The US market is looking for its first week after three declines, which seems to have found a step after the fall in oil prices and the increasing chances of an upcoming recession are estimated to reduce the Fed’s aggression with interest rates.
In particular, the Dow Jones industrial average strengthened by 1.9% or 576 units and moves on 31,253 unitsthe enlarged S&P 500 is on the rise 2.2% at 3,878 unitswhile like yesterday the best performance of the day is presented by the technologically weighted Nasdaq that trades on 11,520 units with + 2.6%.
On a weekly basis, the Dow Jones is at + 3.7%, the S&P 500 at + 5.6% and the Nasdaq at + 6%.
Mohamed El-Erian spoke to CNBC about a “relief rally” that is welcome, but pointed to worrying signs, such as those in the bond market that are pricing an increased risk of an impending recession.
“The market says ‘oops, be careful’ because the economy is weakening not just in the US, but around the world. So there are two different narratives right now in the stock market and in the bond market. And the key issue is that for another “Once again, the bond market is what drives the Fed, not the Fed,” he said.

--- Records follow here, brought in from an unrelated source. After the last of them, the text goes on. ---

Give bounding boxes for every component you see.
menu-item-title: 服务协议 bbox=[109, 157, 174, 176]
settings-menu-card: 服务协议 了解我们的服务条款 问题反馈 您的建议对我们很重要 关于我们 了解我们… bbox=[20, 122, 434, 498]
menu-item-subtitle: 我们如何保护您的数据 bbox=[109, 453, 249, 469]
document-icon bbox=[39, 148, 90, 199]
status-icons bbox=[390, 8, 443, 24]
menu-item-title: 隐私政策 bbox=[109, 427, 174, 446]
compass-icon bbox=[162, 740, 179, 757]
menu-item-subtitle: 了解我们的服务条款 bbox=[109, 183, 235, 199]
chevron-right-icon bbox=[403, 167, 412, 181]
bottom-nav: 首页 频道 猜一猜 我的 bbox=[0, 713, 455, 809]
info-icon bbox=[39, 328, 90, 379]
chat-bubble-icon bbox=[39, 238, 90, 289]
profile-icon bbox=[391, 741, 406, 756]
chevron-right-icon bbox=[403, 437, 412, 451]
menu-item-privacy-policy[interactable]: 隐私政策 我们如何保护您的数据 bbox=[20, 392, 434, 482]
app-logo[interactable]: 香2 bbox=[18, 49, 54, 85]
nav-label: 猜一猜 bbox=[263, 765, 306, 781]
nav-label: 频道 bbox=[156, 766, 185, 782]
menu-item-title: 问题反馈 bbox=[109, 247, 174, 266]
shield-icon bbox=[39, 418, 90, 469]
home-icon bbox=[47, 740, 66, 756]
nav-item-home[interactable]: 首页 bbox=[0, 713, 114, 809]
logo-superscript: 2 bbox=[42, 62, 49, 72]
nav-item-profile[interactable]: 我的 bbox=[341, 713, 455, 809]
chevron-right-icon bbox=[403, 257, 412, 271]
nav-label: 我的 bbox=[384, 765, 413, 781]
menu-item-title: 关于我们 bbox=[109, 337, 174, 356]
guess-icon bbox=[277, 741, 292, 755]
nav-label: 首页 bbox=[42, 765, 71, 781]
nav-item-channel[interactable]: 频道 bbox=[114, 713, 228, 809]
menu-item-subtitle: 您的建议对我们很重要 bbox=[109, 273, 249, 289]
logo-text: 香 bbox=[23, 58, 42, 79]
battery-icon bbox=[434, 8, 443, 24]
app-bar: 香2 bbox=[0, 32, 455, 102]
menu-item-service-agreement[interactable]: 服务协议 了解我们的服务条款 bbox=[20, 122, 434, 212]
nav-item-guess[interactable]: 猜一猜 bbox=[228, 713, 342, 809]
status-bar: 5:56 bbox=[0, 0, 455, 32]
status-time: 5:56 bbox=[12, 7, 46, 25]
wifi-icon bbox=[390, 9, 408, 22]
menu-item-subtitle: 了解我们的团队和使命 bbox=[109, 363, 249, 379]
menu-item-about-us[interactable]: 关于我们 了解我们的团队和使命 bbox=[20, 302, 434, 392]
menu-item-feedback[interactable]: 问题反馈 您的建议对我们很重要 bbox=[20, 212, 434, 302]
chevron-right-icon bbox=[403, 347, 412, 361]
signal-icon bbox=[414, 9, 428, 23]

Otherwise, volatility may be higher today as the mid-cap FTSE Russell rebalances the year by changing the composition of the indices, which is usually accompanied by large trading volumes.
Among the major changes will be the additions to the Russell index of 1,000 tech companies such as Facebook parent company Meta and Netflix following the decline of their titles this year.
Meta shares, however, are up 5.7% today, while Netflix is up 3.7%.
On the other hand, investors are expecting new macroeconomic data to reassess the chances of an impending recession, in which the big houses give more than 50% chances for 2023 (Goldman, Citi, Deutsche) while UBS raised its own to 66% .
For his part, Fed Chairman Jerome Powell admitted yesterday, on the second day of his half-yearly submission to Congressthat the possibility of a recession in the US is clearly possible now, although he stressed that the bank is not trying to cause it in order to reduce inflation.
The chairman of the Federal Reserve Bank of St. Louis, James Boulard, moved in a different direction today, however, who estimated that the worries about a recession in the US are excessive, as consumers have a lot of liquidity that accumulated during the Covid-19 pandemic.
“In fact, I think we’re going to be okay,” Boulard said in a speech at a Zurich event today.
At the same time, he stressed that the US Federal Reserve must act boldly in raising interest rates and curb inflation before higher expectations are consolidated.